Top journals go head to head on statin saga

Medicine

20 Sep 2016

The editor of The BMJ has called for an independent inquiry into the evidence on statins following a recent review by the Lancet that concluded the debate over their efficacy and safety had been put to rest.

Writing in her weekly column Dr Fiona Godlee said she had written to England’s Chief Medical officer requesting an independent review into the statin saga.

“Independent third party scrutiny of the statins trial data remains an essential next step if this increasingly bitter and unproductive dispute is to be resolved,” she wrote.

Also writing in his regular BMJ blog, Richard Lehman, retired GP and Senior advisory fellow in primary care at Cochrane UK, said that adverse effects of statins were much more common than the trials suggested.

“Muscle pain and fatigability are not a figment of misattribution and public misinformation,” he wrote.

“They are too prevalent and recurrent in people who desperately want to stay on statins.
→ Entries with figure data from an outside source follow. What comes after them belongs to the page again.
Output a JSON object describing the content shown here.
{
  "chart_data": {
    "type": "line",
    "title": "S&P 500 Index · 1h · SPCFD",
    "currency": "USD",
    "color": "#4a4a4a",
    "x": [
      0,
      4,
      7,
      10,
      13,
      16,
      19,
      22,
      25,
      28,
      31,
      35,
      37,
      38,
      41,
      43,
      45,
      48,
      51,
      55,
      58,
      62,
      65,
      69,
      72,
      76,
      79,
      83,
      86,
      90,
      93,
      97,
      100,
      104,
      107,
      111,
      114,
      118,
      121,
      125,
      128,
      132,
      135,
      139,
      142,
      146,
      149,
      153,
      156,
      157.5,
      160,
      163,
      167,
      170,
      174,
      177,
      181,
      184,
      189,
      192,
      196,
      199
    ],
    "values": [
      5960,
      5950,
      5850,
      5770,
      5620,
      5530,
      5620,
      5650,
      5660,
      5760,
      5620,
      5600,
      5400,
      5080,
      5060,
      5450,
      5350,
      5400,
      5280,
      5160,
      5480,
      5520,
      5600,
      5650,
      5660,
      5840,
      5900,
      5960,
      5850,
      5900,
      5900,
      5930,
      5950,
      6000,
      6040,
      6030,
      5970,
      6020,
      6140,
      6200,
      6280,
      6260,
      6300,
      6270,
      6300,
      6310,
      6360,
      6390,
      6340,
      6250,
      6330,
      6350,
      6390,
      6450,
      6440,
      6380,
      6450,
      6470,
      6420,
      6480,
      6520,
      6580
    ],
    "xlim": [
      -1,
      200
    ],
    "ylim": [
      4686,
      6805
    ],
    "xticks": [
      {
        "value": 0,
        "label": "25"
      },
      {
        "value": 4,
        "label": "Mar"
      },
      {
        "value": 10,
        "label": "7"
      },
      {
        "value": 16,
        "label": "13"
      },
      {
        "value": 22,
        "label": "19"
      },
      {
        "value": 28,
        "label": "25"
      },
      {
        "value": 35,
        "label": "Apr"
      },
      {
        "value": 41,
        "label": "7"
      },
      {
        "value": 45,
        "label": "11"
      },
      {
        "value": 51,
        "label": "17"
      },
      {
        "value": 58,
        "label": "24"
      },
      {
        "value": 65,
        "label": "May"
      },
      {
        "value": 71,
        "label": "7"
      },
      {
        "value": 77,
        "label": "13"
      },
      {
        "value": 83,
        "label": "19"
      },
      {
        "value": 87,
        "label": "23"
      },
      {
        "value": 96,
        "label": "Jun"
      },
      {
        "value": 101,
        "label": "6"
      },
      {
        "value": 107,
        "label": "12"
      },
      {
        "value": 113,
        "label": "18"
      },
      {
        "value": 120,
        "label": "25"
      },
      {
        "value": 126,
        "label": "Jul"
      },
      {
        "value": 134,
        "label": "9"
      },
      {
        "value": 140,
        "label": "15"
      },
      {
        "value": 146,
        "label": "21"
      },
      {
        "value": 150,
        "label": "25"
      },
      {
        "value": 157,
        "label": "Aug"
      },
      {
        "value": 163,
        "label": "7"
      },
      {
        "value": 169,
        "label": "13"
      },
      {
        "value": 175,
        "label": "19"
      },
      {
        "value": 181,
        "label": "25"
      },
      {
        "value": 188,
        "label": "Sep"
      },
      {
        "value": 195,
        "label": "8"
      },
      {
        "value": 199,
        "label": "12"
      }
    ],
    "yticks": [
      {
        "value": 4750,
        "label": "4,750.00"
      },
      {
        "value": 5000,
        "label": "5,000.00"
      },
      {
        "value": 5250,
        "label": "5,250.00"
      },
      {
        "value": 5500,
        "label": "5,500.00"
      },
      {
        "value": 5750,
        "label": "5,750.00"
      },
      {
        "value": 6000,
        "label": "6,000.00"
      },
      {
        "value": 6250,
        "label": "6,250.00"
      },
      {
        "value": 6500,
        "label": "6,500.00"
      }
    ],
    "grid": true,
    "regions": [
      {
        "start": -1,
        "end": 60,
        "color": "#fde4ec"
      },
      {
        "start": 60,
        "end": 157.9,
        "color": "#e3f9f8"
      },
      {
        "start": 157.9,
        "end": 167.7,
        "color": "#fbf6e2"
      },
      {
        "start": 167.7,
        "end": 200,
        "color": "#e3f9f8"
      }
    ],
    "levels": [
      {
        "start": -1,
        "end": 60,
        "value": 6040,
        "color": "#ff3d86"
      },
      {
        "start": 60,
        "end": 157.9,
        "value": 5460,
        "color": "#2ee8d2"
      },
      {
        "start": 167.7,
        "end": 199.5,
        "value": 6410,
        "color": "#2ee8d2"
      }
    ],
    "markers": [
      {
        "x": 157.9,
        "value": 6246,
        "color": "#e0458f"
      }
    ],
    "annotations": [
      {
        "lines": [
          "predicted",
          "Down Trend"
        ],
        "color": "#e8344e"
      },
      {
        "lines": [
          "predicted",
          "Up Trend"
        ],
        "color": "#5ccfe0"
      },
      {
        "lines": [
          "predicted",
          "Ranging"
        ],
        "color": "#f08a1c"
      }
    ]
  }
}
Rather than discount a widely observed phenomenon, we should ask why there is such a mismatch with reporting in the trials.”

Also commenting in an editorial in the journal Harlan Krumholz, Professor of Medicine at Yale University, said he wanted more acknowledgment of the limitations of the statin trials such as a lack of evidence in elderly, the variation in how adverse event data were collected, and the ageing of the trials themselves.